De zin die ik je vroeg te vertalen staat in het verhaal van Larbaud en is: ‘Piis adauge gratiam’. Wat is dat? Het staat, meen ik, als opschrift boven een kerk.
Heb je al plannen voor de vacantie? Wij weten nog altijd niet zeker of we naar Tanger of naar Sestri zullen gaan, maar tot eind Juli zijn wij hier. De richting van onze vacantiereis hangt in dit geval, zonder dat zij het weet, van Darja af! Heb je die paperassen van Slau al ingekeken? Neem er wat uit voor Forum en stuur mij de rest door.

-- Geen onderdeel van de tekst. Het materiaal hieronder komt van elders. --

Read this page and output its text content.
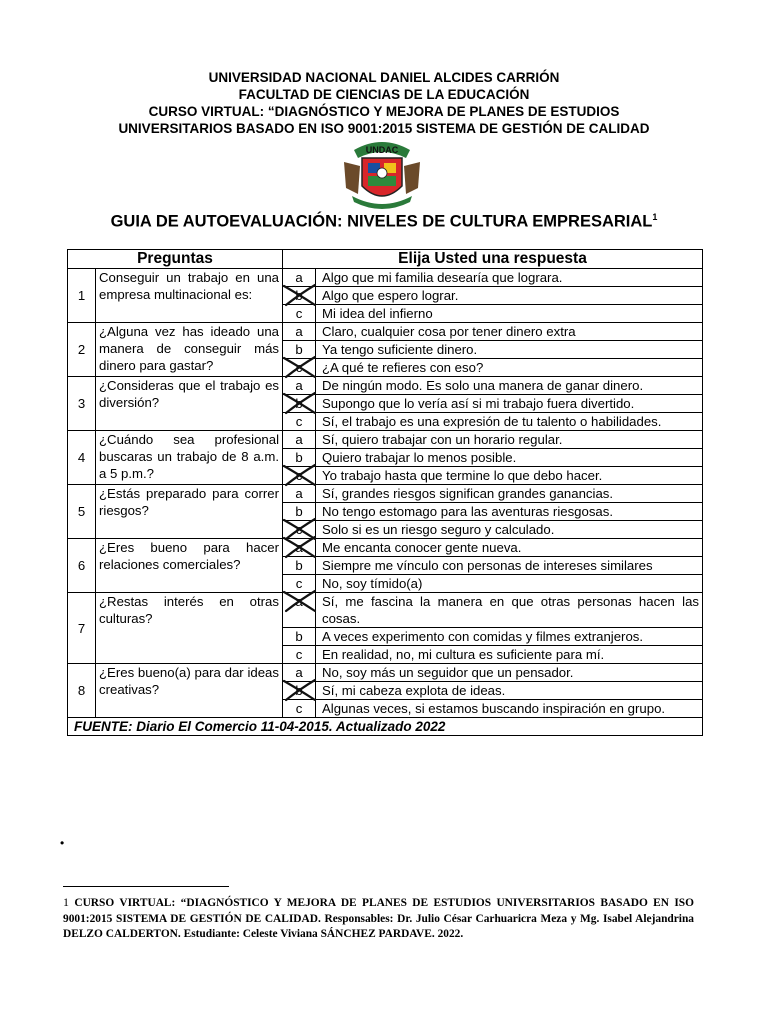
UNIVERSIDAD NACIONAL DANIEL ALCIDES CARRIÓN
FACULTAD DE CIENCIAS DE LA EDUCACIÓN
CURSO VIRTUAL: “DIAGNÓSTICO Y MEJORA DE PLANES DE ESTUDIOS
UNIVERSITARIOS BASADO EN ISO 9001:2015 SISTEMA DE GESTIÓN DE CALIDAD
UNDAC
GUIA DE AUTOEVALUACIÓN: NIVELES DE CULTURA EMPRESARIAL$^1$
Preguntas		Elija Usted una respuesta	
1	Conseguir un trabajo en una empresa multinacional es:	a	Algo que mi familia desearía que lograra.
		b	Algo que espero lograr.
		c	Mi idea del infierno
2	¿Alguna vez has ideado una manera de conseguir más dinero para gastar?	a	Claro, cualquier cosa por tener dinero extra
		b	Ya tengo suficiente dinero.
		c	¿A qué te refieres con eso?
3	¿Consideras que el trabajo es diversión?	a	De ningún modo. Es solo una manera de ganar dinero.
		b	Supongo que lo vería así si mi trabajo fuera divertido.
		c	Sí, el trabajo es una expresión de tu talento o habilidades.
4	¿Cuándo sea profesional buscaras un trabajo de 8 a.m. a 5 p.m.?	a	Sí, quiero trabajar con un horario regular.
		b	Quiero trabajar lo menos posible.
		c	Yo trabajo hasta que termine lo que debo hacer.
5	¿Estás preparado para correr riesgos?	a	Sí, grandes riesgos significan grandes ganancias.
		b	No tengo estomago para las aventuras riesgosas.
		c	Solo si es un riesgo seguro y calculado.
6	¿Eres bueno para hacer relaciones comerciales?	a	Me encanta conocer gente nueva.
		b	Siempre me vínculo con personas de intereses similares
		c	No, soy tímido(a)
7	¿Restas interés en otras culturas?	a	Sí, me fascina la manera en que otras personas hacen las cosas.
		b	A veces experimento con comidas y filmes extranjeros.
		c	En realidad, no, mi cultura es suficiente para mí.
8	¿Eres bueno(a) para dar ideas creativas?	a	No, soy más un seguidor que un pensador.
		b	Sí, mi cabeza explota de ideas.
		c	Algunas veces, si estamos buscando inspiración en grupo.
FUENTE: Diario El Comercio 11-04-2015. Actualizado 2022			
•
1 CURSO VIRTUAL: “DIAGNÓSTICO Y MEJORA DE PLANES DE ESTUDIOS UNIVERSITARIOS BASADO EN ISO 9001:2015 SISTEMA DE GESTIÓN DE CALIDAD. Responsables: Dr. Julio César Carhuaricra Meza y Mg. Isabel Alejandrina DELZO CALDERTON. Estudiante: Celeste Viviana SÁNCHEZ PARDAVE. 2022.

Terwijl ik dit schrijf, komt door het raam weer de verrukkelijkste radiomuziek, in een schat van oude moppen: Strauss, Dollarprinzessin, Coppelia. Ik ben dol op dit soort muziek, veel
doller dan op Boris Godounov bv. dat ik laatst met vrouw en schoonpa zag (met Chaliapine), maar als je werken moet is het toch ook niet je ware. (Tenzij voor bepaalde stukken van Ducroo?...)
Op deze verzuchting vol eeuwige wijsheid staak ik deze bavardage. Ik schrijf je soms om me een alibi te geven om niet iets anders te moeten doen, geloof ik. Ken je een heele lieve wals die heet: ‘Kind, du kannst tanzen wie meine Frau’, uit Die geschiedene Frau van Leo Fall? De gramofoonplaten-collectie van den ouden Ducroo was niet minder verzorgd dan zijn briefkaarten: zoo herken ik de wijsjes van de radio 6 op de 10 keer. En Der Graf von Luxemburg, Gott bewahre! We zijn allemaal in de stemming om het gebalsemde lijk van Cléo de Mérode in het Alcazar te gaan bewonderen. Misschien is dat ook nog verrukkelijk - na Chaliapine.
En nu merde, er is geen brief van Ued., niets dan een pneu van Pia. Dus tot morgen.